One Foreign Language class assignment.  Two partners.  Three hours of disastrous implications. 

It was a normal morning in Spanish class when I rested my old book bag upon my plastic desk chair.  My teacher, whose name is literally un-spellible, waltzed into the classroom with her lunch in toe.  She always ate when she taught.  Class would begin with one or more announcements that I could never understand sadly.  Textbooks would open, and we would sluggishly complete an exercise we were bound to never remember.  During this time my teacher  would smack open and closed in a rhythmical manner as she consumed her lunch.  On one specific morning we discovered in the syllabus we were to complete some kind of oral assignment in the next coming days.  “What?  Why?  When?  Where?” echoed out of everyone’s mouth.   The only words I could speak in Spanish thus far sounded more like Pig-Latin.  My eyes began to water, my stomach lurched, and my little toe began to twitch.  The class ended half an hour early, which wasn’t abnormal, and I sheepishly walked up to her desk.  The remnants of her lunch resembled my pet dog’s lunch, and I slowly swallowed a gag.  After not noticing me for a few seconds, she looked up surprisingly.  Poor lass.  She was probably trying to remember my name.  “Yes,” she said slowly with her own native accent.  What was I to say?  I can only imagine what would happen if I blurted out, “I don’t think I should complete this assignment due to the fact my ability to speak Spanish could be characterized as a dog trying to speak English,” or my personal favorite excuse, “I’m planning on being sick this week.”   Three minutes later I grabbed my old book bag, and slumped it on my back.  I walked out of the classroom with all of the dignity I could muster.  The assignment was to happen whether my dog magically began to speak English, or I actually became sick.

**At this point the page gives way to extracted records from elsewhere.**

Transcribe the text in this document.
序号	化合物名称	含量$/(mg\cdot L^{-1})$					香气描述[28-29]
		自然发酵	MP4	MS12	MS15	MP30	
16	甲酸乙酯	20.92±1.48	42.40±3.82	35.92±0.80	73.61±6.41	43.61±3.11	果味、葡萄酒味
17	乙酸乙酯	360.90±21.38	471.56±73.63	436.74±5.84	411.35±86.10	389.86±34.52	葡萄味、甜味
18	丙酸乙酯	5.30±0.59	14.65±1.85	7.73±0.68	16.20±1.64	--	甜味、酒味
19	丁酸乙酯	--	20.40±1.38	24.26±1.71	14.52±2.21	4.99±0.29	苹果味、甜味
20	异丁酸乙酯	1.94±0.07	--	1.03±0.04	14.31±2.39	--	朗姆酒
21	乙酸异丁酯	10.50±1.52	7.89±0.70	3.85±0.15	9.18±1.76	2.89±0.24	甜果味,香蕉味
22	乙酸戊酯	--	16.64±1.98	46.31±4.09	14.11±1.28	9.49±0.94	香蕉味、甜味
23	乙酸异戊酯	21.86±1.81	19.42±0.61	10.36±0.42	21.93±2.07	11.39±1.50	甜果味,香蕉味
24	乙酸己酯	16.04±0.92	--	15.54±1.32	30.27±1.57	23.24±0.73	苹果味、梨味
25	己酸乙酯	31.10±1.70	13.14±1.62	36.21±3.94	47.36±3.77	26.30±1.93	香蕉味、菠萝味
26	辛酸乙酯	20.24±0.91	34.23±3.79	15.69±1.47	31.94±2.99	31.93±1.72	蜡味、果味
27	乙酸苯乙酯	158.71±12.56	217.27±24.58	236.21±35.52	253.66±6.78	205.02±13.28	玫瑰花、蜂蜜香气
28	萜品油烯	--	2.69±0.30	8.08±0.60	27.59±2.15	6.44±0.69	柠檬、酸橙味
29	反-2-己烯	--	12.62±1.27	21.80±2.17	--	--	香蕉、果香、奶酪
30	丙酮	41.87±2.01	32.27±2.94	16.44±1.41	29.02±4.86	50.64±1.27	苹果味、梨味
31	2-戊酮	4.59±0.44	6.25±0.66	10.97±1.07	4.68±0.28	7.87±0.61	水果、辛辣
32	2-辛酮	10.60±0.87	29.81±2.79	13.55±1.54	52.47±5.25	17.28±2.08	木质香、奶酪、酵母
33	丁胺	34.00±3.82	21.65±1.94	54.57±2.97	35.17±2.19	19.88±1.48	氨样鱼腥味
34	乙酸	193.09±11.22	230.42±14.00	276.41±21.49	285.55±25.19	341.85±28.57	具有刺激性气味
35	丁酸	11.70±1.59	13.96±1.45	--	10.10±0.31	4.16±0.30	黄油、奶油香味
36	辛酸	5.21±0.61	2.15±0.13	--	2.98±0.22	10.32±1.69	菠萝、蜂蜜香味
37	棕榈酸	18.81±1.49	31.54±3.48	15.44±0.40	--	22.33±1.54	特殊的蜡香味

There was a fellow student who attached herself to my side once she realized, early on, that I was dud.  She must have been in the same boat.  Her southern draw made the word “gracious” sound like “grass-is-us.”  She was sweet tempered, never frowned, and always had a bottle of Mountain Dew on hand.  The one shining glint of this assignment was the prospect of having a partner.  I planned on asking the super-star Spanish speaker to partner with me promising he or she my inheritance.  I was instead cornered by the girl with the Mountain Dew who had freckles that  shined under the florescent lighting of the shabby classroom.   I didn’t want to be the first person on the planet to make her frown, so I agreed to partner with her. 

“Let’s give em a speech on bakin cookies!” she exclaimed.  I breathed deeply.  I was loco.